The best way I can describe this film is with an analogy. Let's say that Raiders of the Lost Ark and The Last Crusade are beautiful gardens. Going into this film, you are presented with an empty lawn. The filmmakers through seeds all willy-nilly onto this lawn, in hopes of forming another beautiful garden. However, it turns out that that's not the way of a great horticulturist. They ended up with a mess.

The plot was just too crazy. Indiana Jones belongs as a film of the 80s, where action-adventure was in its glory days (Back to the Future, anyone?). The over-the-top action has been overdone, which is why today we've begun to back off and make our heroes more realistic (see my previous post).

As for its special effects, the majority of it was so overdone that it looked like a video game. The only part that I was very impressed by was the very end, in which I thought the special effects were really top-notch.

Yeah, that's just about all I've got to say about that.

Fun Trivia (Stolen from IMDB):
  • In 2002, high profile screenwriter Frank Darabont, who'd penned several episodes of The Young Indiana Jones Chronicles, was brought on board the project during what was probably the most publicized of the many failed attempts to find a screenplay for a fourth Indiana Jones film.

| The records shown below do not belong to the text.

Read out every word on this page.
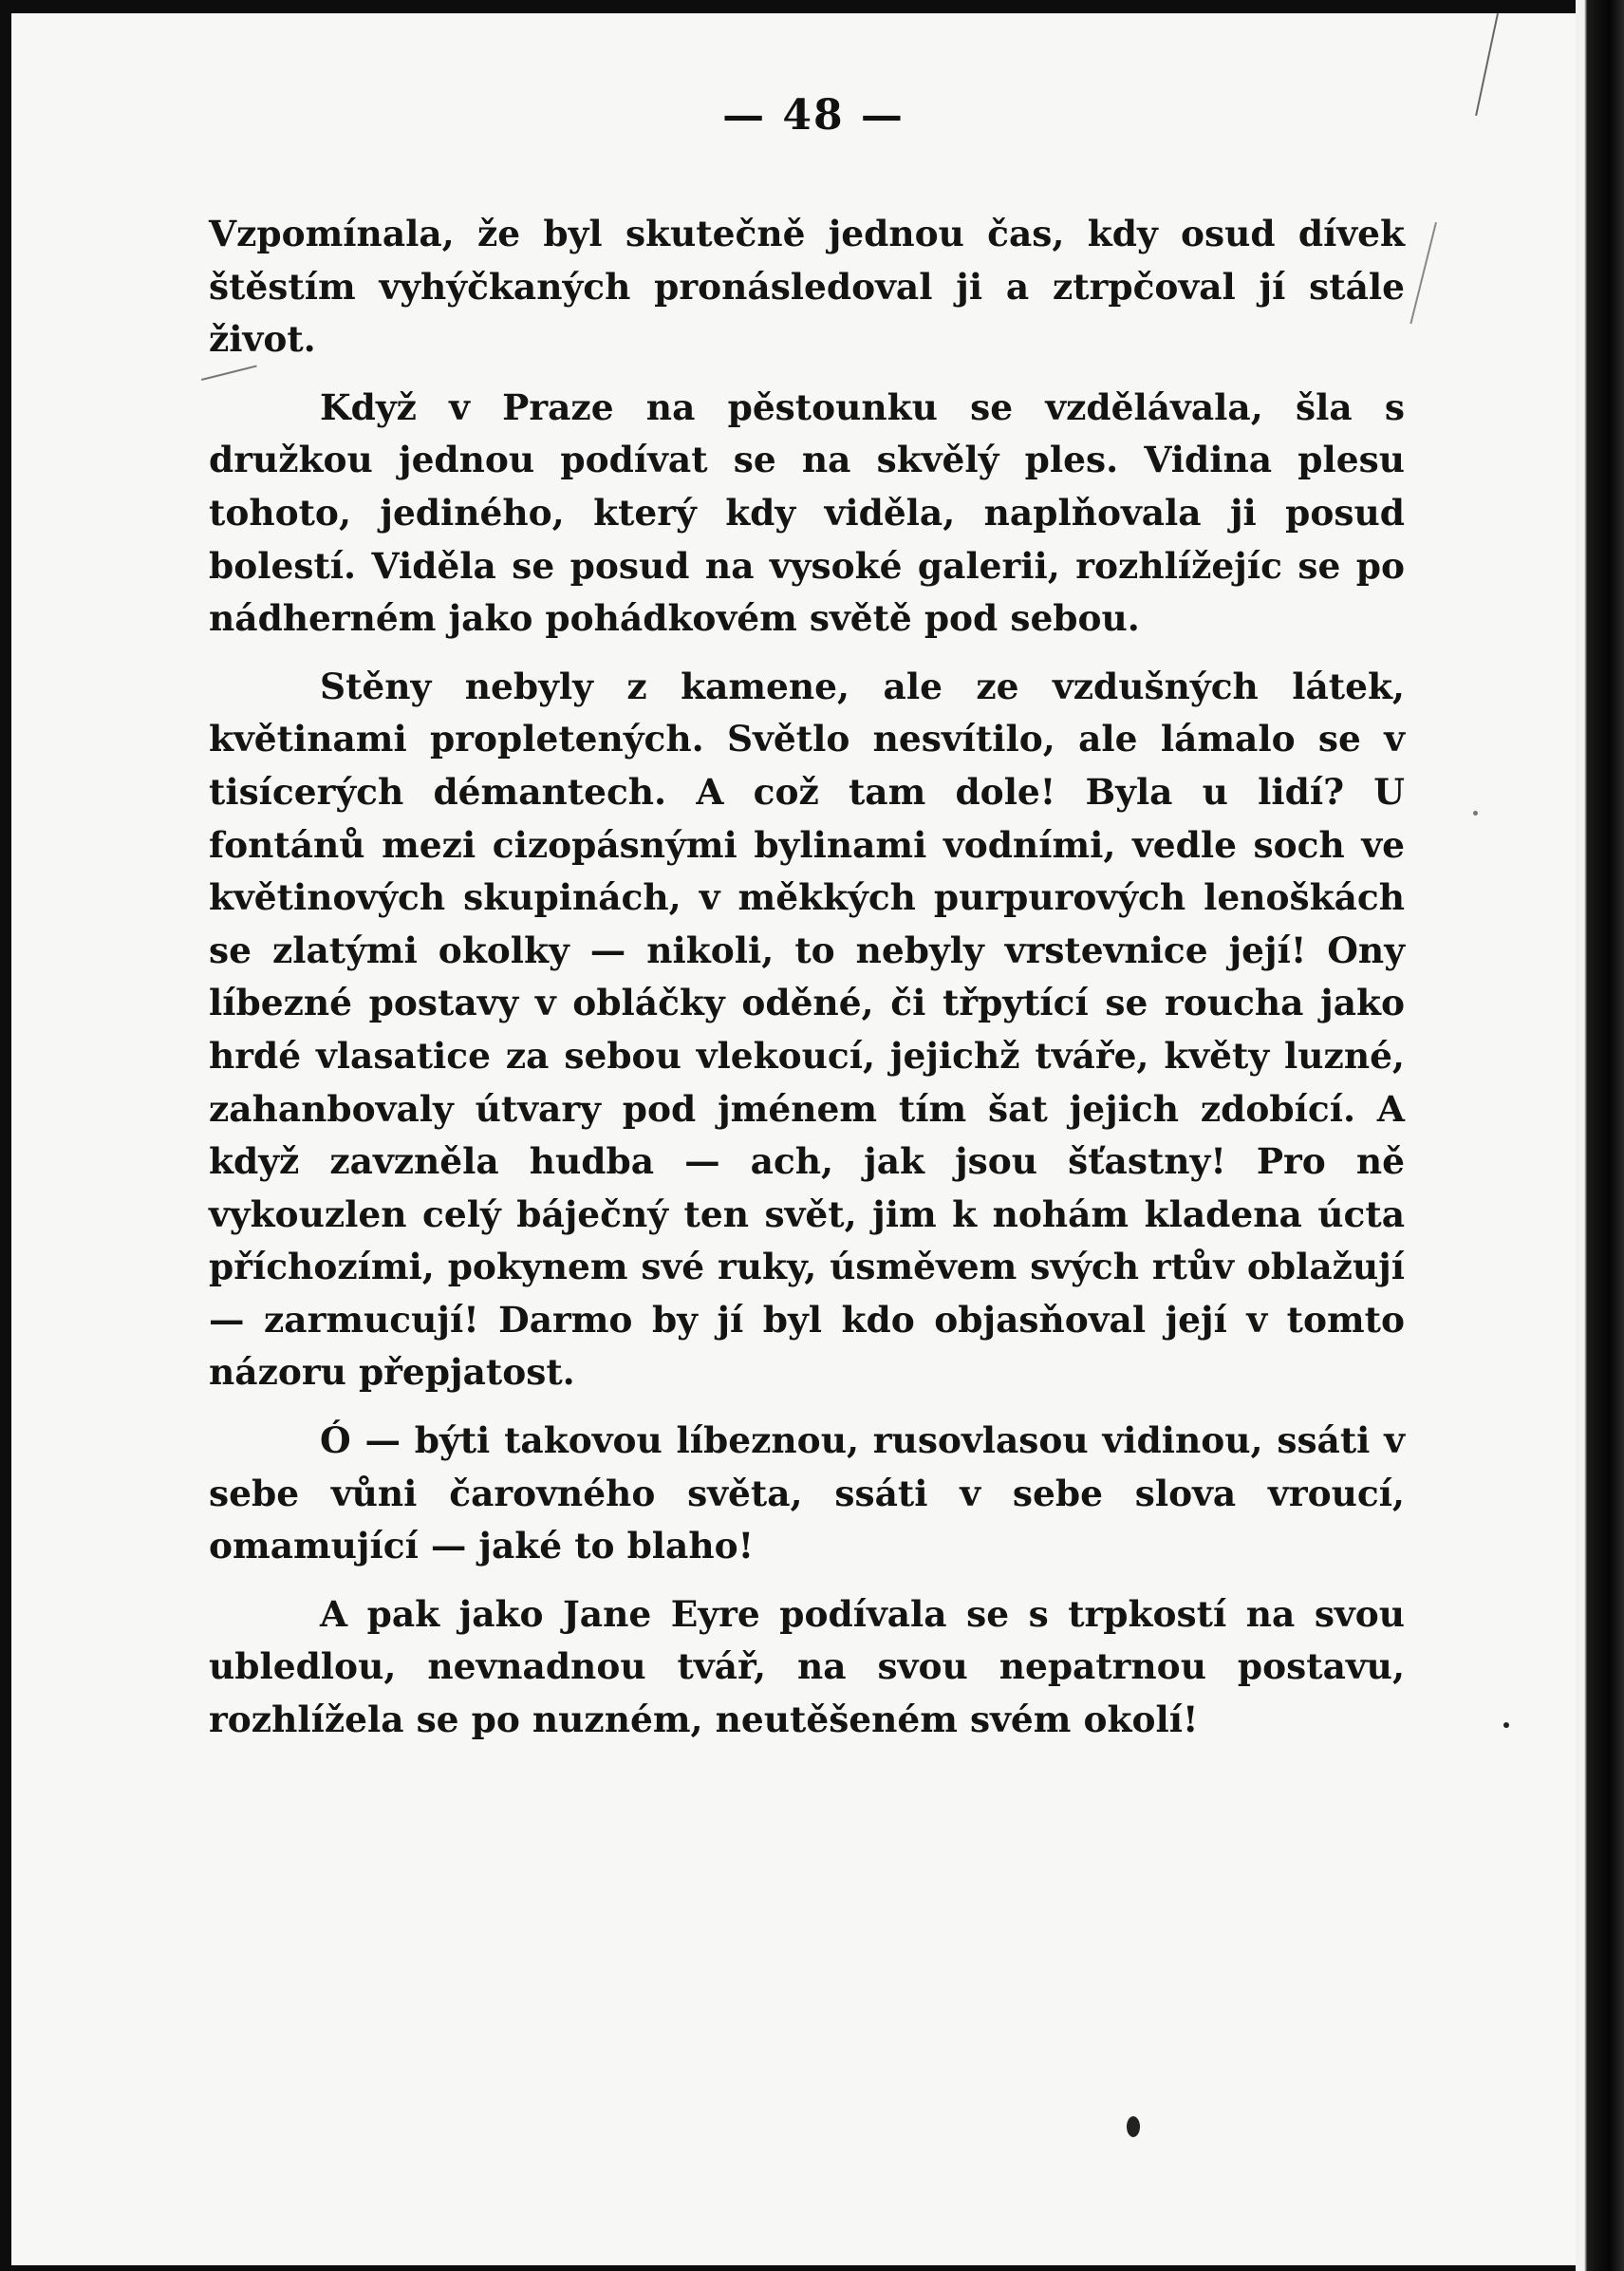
— 48 —

Vzpomínala, že byl skutečně jednou čas, kdy osud dívek štěstím vyhýčkaných pronásledoval ji a ztrpčoval jí stále život.

Když v Praze na pěstounku se vzdělávala, šla s družkou jednou podívat se na skvělý ples. Vidina plesu tohoto, jediného, který kdy viděla, naplňovala ji posud bolestí. Viděla se posud na vysoké galerii, rozhlížejíc se po nádherném jako pohádkovém světě pod sebou.

Stěny nebyly z kamene, ale ze vzdušných látek, květinami propletených. Světlo nesvítilo, ale lámalo se v tisícerých démantech. A což tam dole! Byla u lidí? U fontánů mezi cizopásnými bylinami vodními, vedle soch ve květinových skupinách, v měkkých purpurových lenoškách se zlatými okolky — nikoli, to nebyly vrstevnice její! Ony líbezné postavy v obláčky oděné, či třpytící se roucha jako hrdé vlasatice za sebou vlekoucí, jejichž tváře, květy luzné, zahanbovaly útvary pod jménem tím šat jejich zdobící. A když zavzněla hudba — ach, jak jsou šťastny! Pro ně vykouzlen celý báječný ten svět, jim k nohám kladena úcta příchozími, pokynem své ruky, úsměvem svých rtův oblažují — zarmucují! Darmo by jí byl kdo objasňoval její v tomto názoru přepjatost.

Ó — býti takovou líbeznou, rusovlasou vidinou, ssáti v sebe vůni čarovného světa, ssáti v sebe slova vroucí, omamující — jaké to blaho!

A pak jako Jane Eyre podívala se s trpkostí na svou ubledlou, nevnadnou tvář, na svou nepatrnou postavu, rozhlížela se po nuzném, neutěšeném svém okolí!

Darabont collaborated closely with Steven Spielberg for over a year, resulting in a script entitled "Indiana Jones and the City of Gods." While Spielberg reportedly loved the script (according to Darabont he called it the greatest script he'd read since Raiders of the Lost Ark), George Lucas rejected the draft for reasons that were never disclosed, and the film was sent back to the drawing board once more.
  • The only Indiana Jones film to not receive any Oscar nominations. The first three movies in the series had won at least one Oscar each.